The US pot calling the China kettle black. The US “well deserved criticism” is not justice for pre-emptive invasion of a sovereign nation that had not committed any act of aggression against the US. C’mon.
There was no justice for Iraq, but again, this does not excuse the Chinese. I am perfectly capable of condemning both the US and the CCP.
The point of Russia being the greater threat was in the current context, which I made clear, to which you added the qualifier of the nuclear option. As if that’s no big deal. It doesn’t count. Not fair to consider that. You can't pretend the ace of nukes doesn't exist in the equation of the current threat. In the current context, which of the countries is the greater threat?
As with China, despite the constant bluffing and posturing Russia, will not use nukes unless the West does something egregiously stupid and aggressive (which it will not), so I don't really consider this a real point of consideration.
I’d say that China is particularly good at “think tomorrow” vs “think today” based on over the yrs they’ve become #2 in GDP and #1 in GDP PPP. That reflects long term strategic planning. That they’ve become the #1 world threat, as you admit, and my means other than just militarily, would indicate being particularly good at forward looking. What is your evidence otherwise?
The fact that their worst problems are directly tracable to their policies and leadership would be the best contrarian argument to the notion they're actually good at forward thinking.
Their success in terms of economic expansion is due overwhelmingly to the following:
1. An abundance of population.
2. An abundance of resources.
3. Nixon committing one of the greatest and most idiotic historical blunders of all time in normalizing trade with China in exchange for virtually nothing, which allowed for the trade and foreign investment that allowed China to fully utilize 1 and 2. This was in large part thanks to in-vogue neoliberal thinking at the time naively believing that economic liberalization would beget political liberalization (or merely using that as a rationalization to fulfill their free trade ideology/get rich through exploitation of cheap and abundant Chinese labour).
Much as I wouldn't credit any presidents with the majority of booms and busts in American history, I wouldn't credit Chinese leadership save for the most basic and broad strokes of getting out of the way of development (until recently, hence the mass and pending migration of industry on the basis of political risk).
China is anything buy myopic.
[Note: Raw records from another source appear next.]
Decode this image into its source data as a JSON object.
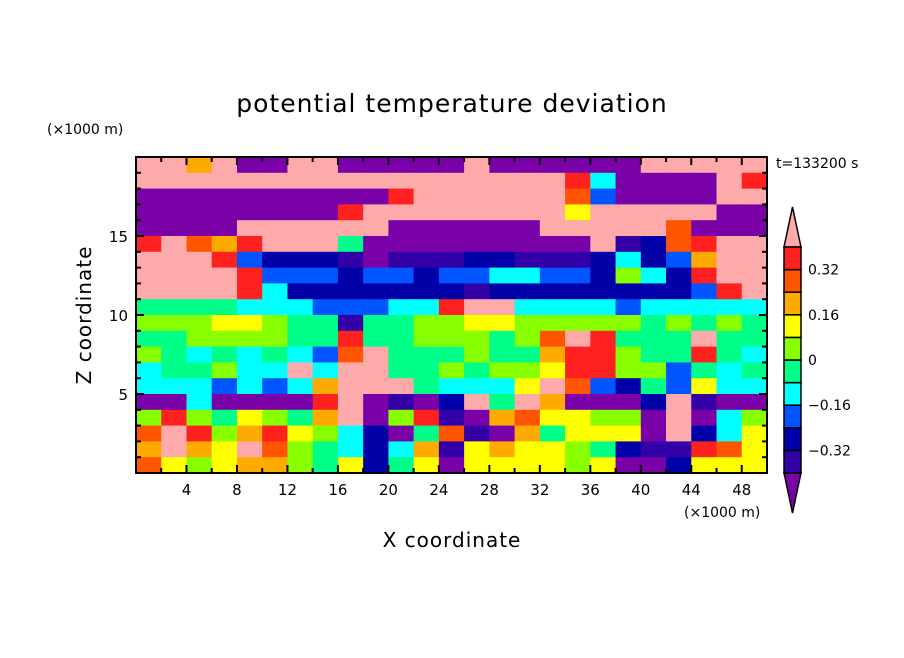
{
  "chart_data": {
    "type": "heatmap",
    "title": "potential temperature deviation",
    "xlabel": "X coordinate",
    "ylabel": "Z coordinate",
    "x_unit": "(×1000 m)",
    "y_unit": "(×1000 m)",
    "time_label": "t=133200 s",
    "xlim": [
      0,
      50
    ],
    "ylim": [
      0,
      20
    ],
    "x_ticks": [
      4,
      8,
      12,
      16,
      20,
      24,
      28,
      32,
      36,
      40,
      44,
      48
    ],
    "y_ticks": [
      5,
      10,
      15
    ],
    "x_centers": [
      1,
      3,
      5,
      7,
      9,
      11,
      13,
      15,
      17,
      19,
      21,
      23,
      25,
      27,
      29,
      31,
      33,
      35,
      37,
      39,
      41,
      43,
      45,
      47,
      49
    ],
    "z_centers": [
      19.5,
      18.5,
      17.5,
      16.5,
      15.5,
      14.5,
      13.5,
      12.5,
      11.5,
      10.5,
      9.5,
      8.5,
      7.5,
      6.5,
      5.5,
      4.5,
      3.5,
      2.5,
      1.5,
      0.5
    ],
    "values": [
      [
        0.5,
        0.5,
        0.2,
        0.5,
        -0.5,
        -0.5,
        0.5,
        0.5,
        -0.5,
        -0.5,
        -0.5,
        -0.5,
        -0.5,
        0.5,
        -0.5,
        -0.5,
        -0.5,
        -0.5,
        -0.5,
        -0.5,
        0.5,
        0.5,
        0.5,
        0.5,
        0.5
      ],
      [
        0.5,
        0.5,
        0.5,
        0.5,
        0.5,
        0.5,
        0.5,
        0.5,
        0.5,
        0.5,
        0.5,
        0.5,
        0.5,
        0.5,
        0.5,
        0.5,
        0.5,
        0.36,
        -0.12,
        -0.5,
        -0.5,
        -0.5,
        -0.5,
        0.5,
        0.36
      ],
      [
        -0.5,
        -0.5,
        -0.5,
        -0.5,
        -0.5,
        -0.5,
        -0.5,
        -0.5,
        -0.5,
        -0.5,
        0.36,
        0.5,
        0.5,
        0.5,
        0.5,
        0.5,
        0.5,
        0.28,
        -0.2,
        -0.5,
        -0.5,
        -0.5,
        -0.5,
        0.5,
        0.5
      ],
      [
        -0.5,
        -0.5,
        -0.5,
        -0.5,
        -0.5,
        -0.5,
        -0.5,
        -0.5,
        0.36,
        0.5,
        0.5,
        0.5,
        0.5,
        0.5,
        0.5,
        0.5,
        0.5,
        0.12,
        0.5,
        0.5,
        0.5,
        0.5,
        0.5,
        -0.5,
        -0.5
      ],
      [
        -0.5,
        -0.5,
        -0.5,
        -0.5,
        0.5,
        0.5,
        0.5,
        0.5,
        0.5,
        0.5,
        -0.5,
        -0.5,
        -0.5,
        -0.5,
        -0.5,
        -0.5,
        0.5,
        0.5,
        0.5,
        0.5,
        0.5,
        0.28,
        -0.5,
        -0.5,
        -0.5
      ],
      [
        0.36,
        0.5,
        0.28,
        0.2,
        0.36,
        0.5,
        0.5,
        0.5,
        -0.04,
        -0.5,
        -0.5,
        -0.5,
        -0.5,
        -0.5,
        -0.5,
        -0.5,
        -0.5,
        -0.5,
        0.5,
        -0.36,
        -0.28,
        0.28,
        0.36,
        0.5,
        0.5
      ],
      [
        0.5,
        0.5,
        0.5,
        0.36,
        -0.2,
        -0.28,
        -0.28,
        -0.28,
        -0.36,
        -0.5,
        -0.36,
        -0.36,
        -0.36,
        -0.28,
        -0.28,
        -0.36,
        -0.36,
        -0.36,
        -0.28,
        -0.12,
        -0.28,
        -0.2,
        0.2,
        0.5,
        0.5
      ],
      [
        0.5,
        0.5,
        0.5,
        0.5,
        0.36,
        -0.2,
        -0.2,
        -0.2,
        -0.28,
        -0.2,
        -0.2,
        -0.28,
        -0.2,
        -0.2,
        -0.12,
        -0.12,
        -0.2,
        -0.2,
        -0.28,
        0.04,
        -0.12,
        -0.28,
        0.36,
        0.5,
        0.5
      ],
      [
        0.5,
        0.5,
        0.5,
        0.5,
        0.36,
        -0.12,
        -0.28,
        -0.28,
        -0.28,
        -0.28,
        -0.28,
        -0.28,
        -0.28,
        -0.36,
        -0.28,
        -0.28,
        -0.28,
        -0.28,
        -0.28,
        -0.28,
        -0.28,
        -0.28,
        -0.2,
        0.36,
        0.5
      ],
      [
        -0.04,
        -0.04,
        -0.04,
        -0.04,
        -0.12,
        -0.12,
        -0.12,
        -0.2,
        -0.2,
        -0.2,
        -0.12,
        -0.12,
        0.36,
        0.5,
        0.5,
        -0.12,
        -0.12,
        -0.12,
        -0.12,
        -0.2,
        -0.12,
        -0.12,
        -0.12,
        -0.12,
        -0.12
      ],
      [
        0.04,
        0.04,
        0.04,
        0.12,
        0.12,
        0.04,
        -0.04,
        -0.04,
        -0.36,
        -0.04,
        -0.04,
        0.04,
        0.04,
        0.12,
        0.12,
        0.04,
        0.04,
        0.04,
        0.04,
        0.04,
        -0.04,
        0.04,
        -0.04,
        0.04,
        -0.04
      ],
      [
        -0.04,
        -0.04,
        0.04,
        0.04,
        0.04,
        0.04,
        -0.04,
        -0.04,
        0.36,
        -0.04,
        -0.04,
        0.04,
        0.04,
        0.04,
        -0.04,
        0.04,
        0.28,
        0.5,
        0.36,
        -0.04,
        -0.04,
        -0.04,
        0.5,
        -0.04,
        -0.04
      ],
      [
        0.04,
        -0.04,
        -0.12,
        -0.04,
        -0.12,
        -0.04,
        -0.12,
        -0.2,
        0.28,
        0.5,
        -0.04,
        -0.04,
        -0.04,
        0.04,
        -0.04,
        -0.04,
        0.2,
        0.36,
        0.36,
        0.04,
        -0.04,
        -0.04,
        0.36,
        -0.04,
        -0.12
      ],
      [
        -0.12,
        -0.04,
        -0.04,
        0.04,
        -0.12,
        -0.12,
        0.5,
        -0.12,
        0.5,
        0.5,
        -0.04,
        -0.04,
        0.04,
        -0.04,
        0.04,
        0.04,
        0.12,
        0.36,
        0.36,
        0.04,
        0.04,
        -0.2,
        -0.04,
        -0.12,
        -0.04
      ],
      [
        -0.12,
        -0.12,
        -0.12,
        -0.2,
        -0.12,
        -0.2,
        -0.12,
        0.2,
        0.5,
        0.5,
        0.5,
        -0.04,
        -0.12,
        -0.12,
        -0.12,
        0.12,
        0.5,
        0.28,
        -0.2,
        -0.28,
        -0.04,
        -0.2,
        0.12,
        -0.12,
        -0.12
      ],
      [
        -0.5,
        -0.5,
        -0.12,
        -0.5,
        -0.5,
        -0.5,
        -0.5,
        0.36,
        0.5,
        -0.5,
        -0.36,
        -0.5,
        -0.28,
        0.5,
        -0.04,
        0.5,
        0.2,
        -0.5,
        -0.5,
        -0.5,
        -0.28,
        0.5,
        -0.36,
        -0.5,
        -0.5
      ],
      [
        0.04,
        0.36,
        0.04,
        -0.04,
        0.12,
        0.04,
        -0.04,
        0.2,
        0.5,
        -0.5,
        0.04,
        0.36,
        -0.36,
        -0.5,
        0.2,
        0.28,
        0.12,
        0.12,
        0.04,
        0.04,
        -0.5,
        0.5,
        -0.5,
        -0.12,
        0.04
      ],
      [
        0.28,
        0.5,
        0.36,
        0.04,
        0.2,
        0.36,
        0.12,
        0.04,
        -0.12,
        -0.28,
        -0.5,
        -0.04,
        0.28,
        -0.36,
        -0.5,
        0.2,
        -0.04,
        0.12,
        0.12,
        0.12,
        -0.5,
        0.5,
        -0.28,
        -0.12,
        0.12
      ],
      [
        0.2,
        0.5,
        0.2,
        0.12,
        0.5,
        0.28,
        0.04,
        -0.04,
        -0.12,
        -0.28,
        -0.12,
        0.2,
        -0.36,
        0.12,
        0.2,
        0.12,
        0.12,
        0.04,
        -0.04,
        -0.28,
        -0.36,
        -0.36,
        0.36,
        0.28,
        0.12
      ],
      [
        0.28,
        0.12,
        0.04,
        0.12,
        0.2,
        0.2,
        0.04,
        -0.04,
        0.12,
        -0.28,
        -0.04,
        0.12,
        -0.5,
        0.12,
        0.12,
        0.12,
        0.12,
        0.04,
        0.12,
        -0.5,
        -0.5,
        -0.28,
        0.12,
        0.12,
        0.12
      ]
    ],
    "colorbar": {
      "levels": [
        -0.4,
        -0.32,
        -0.24,
        -0.16,
        -0.08,
        0,
        0.08,
        0.16,
        0.24,
        0.32,
        0.4
      ],
      "tick_labels": [
        "0.32",
        "0.16",
        "0",
        "−0.16",
        "−0.32"
      ],
      "tick_values": [
        0.32,
        0.16,
        0,
        -0.16,
        -0.32
      ],
      "colors": [
        "#7a00a8",
        "#3300a8",
        "#0000a8",
        "#0055ff",
        "#00ffff",
        "#00ff88",
        "#88ff00",
        "#ffff00",
        "#ffaa00",
        "#ff5500",
        "#ff2020",
        "#ffaaaa"
      ]
    }
  }
}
You’ve absolutely zero evidence to support what you say. Even you implied China was forward looking. Now you say they are short-sighted.
I'm saying they're forward looking, but are pretty bad at it; a myopic person can look off into the distance but see only blurs; so too is it with China. The most compelling evidence of this is that the vast majority of their worst ongoing problems are self-owns/own goals.
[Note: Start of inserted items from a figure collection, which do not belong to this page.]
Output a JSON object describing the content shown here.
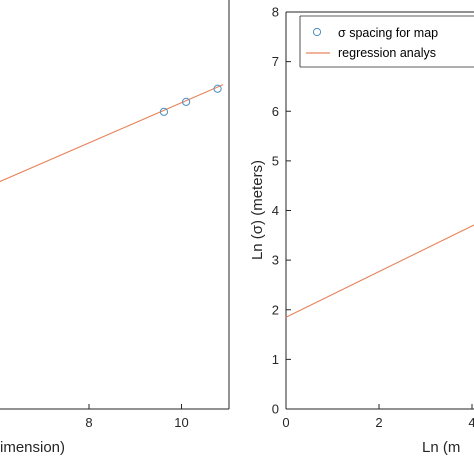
{
  "chart_data": [
    {
      "type": "scatter",
      "xlabel": "imension)",
      "ylabel": "",
      "x_ticks": [
        "8",
        "10"
      ],
      "xlim_visible": [
        5.8,
        10.9
      ],
      "ylim_visible": [
        0,
        8
      ],
      "series": [
        {
          "name": "",
          "kind": "points",
          "x": [
            9.62,
            10.1,
            10.78
          ],
          "y": [
            6.56,
            6.78,
            7.07
          ]
        },
        {
          "name": "",
          "kind": "line",
          "x": [
            5.8,
            10.9
          ],
          "y": [
            4.9,
            7.16
          ]
        }
      ],
      "colors": {
        "points": "#4a90c2",
        "line": "#e8845a",
        "axes": "#262626"
      }
    },
    {
      "type": "scatter",
      "xlabel": "Ln (m",
      "ylabel": "Ln (σ) (meters)",
      "x_ticks": [
        "0",
        "2",
        "4"
      ],
      "y_ticks": [
        "0",
        "1",
        "2",
        "3",
        "4",
        "5",
        "6",
        "7",
        "8"
      ],
      "xlim_visible": [
        0,
        4.2
      ],
      "ylim": [
        0,
        8
      ],
      "legend": {
        "placement": "top-right",
        "entries": [
          {
            "marker": "circle",
            "label": "σ spacing for map"
          },
          {
            "marker": "line",
            "label": "regression analys"
          }
        ]
      },
      "series": [
        {
          "name": "regression analys",
          "kind": "line",
          "x": [
            0,
            4.2
          ],
          "y": [
            1.85,
            3.78
          ]
        }
      ],
      "colors": {
        "points": "#4a90c2",
        "line": "#e8845a",
        "axes": "#262626"
      }
    }
  ]
}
Much of what China does is unsophisticated and ham-handed. But in how they conduct themselves via relationships and patience in taking action has them considering the west is rather unsophisticated. The rest of what you say is true, about half of which the US is complicit in and/or allows, such as IP theft and leveraging of economic largesse. The US no doubt uses its power and throws its weight around.
The US doesn't allow IP theft so much as individual corporations chose not to make the necessary investments in security. Fortunately with the recognition of the threat China poses, there have been substantial improvements on this front. If you're talking about IP theft from others, this is true to an extent, but we're talking orders of magnitude of difference between the US and China in this regard, and typically there is legal recourse for those who have their IPs infringed upon by American actors.
I don't disagree that the US shares culpability in many of these things, but at the end of the day, the practical reality is that there is always going to be a top dog who will leveraging its power in injust ways; the overwhelming majority of human history has been a cycle of empires doing exactly that. I think it is pretty clear that of the options, China presents by far the worst given its complete and demonstrable indifference towards its own people and the value of human life, and its explicit and ongoing willingness to tyrannize people in every dimension and facet of their lives, having created a suffocating police state the likes of which is beyond even Orwell's worst imaginings.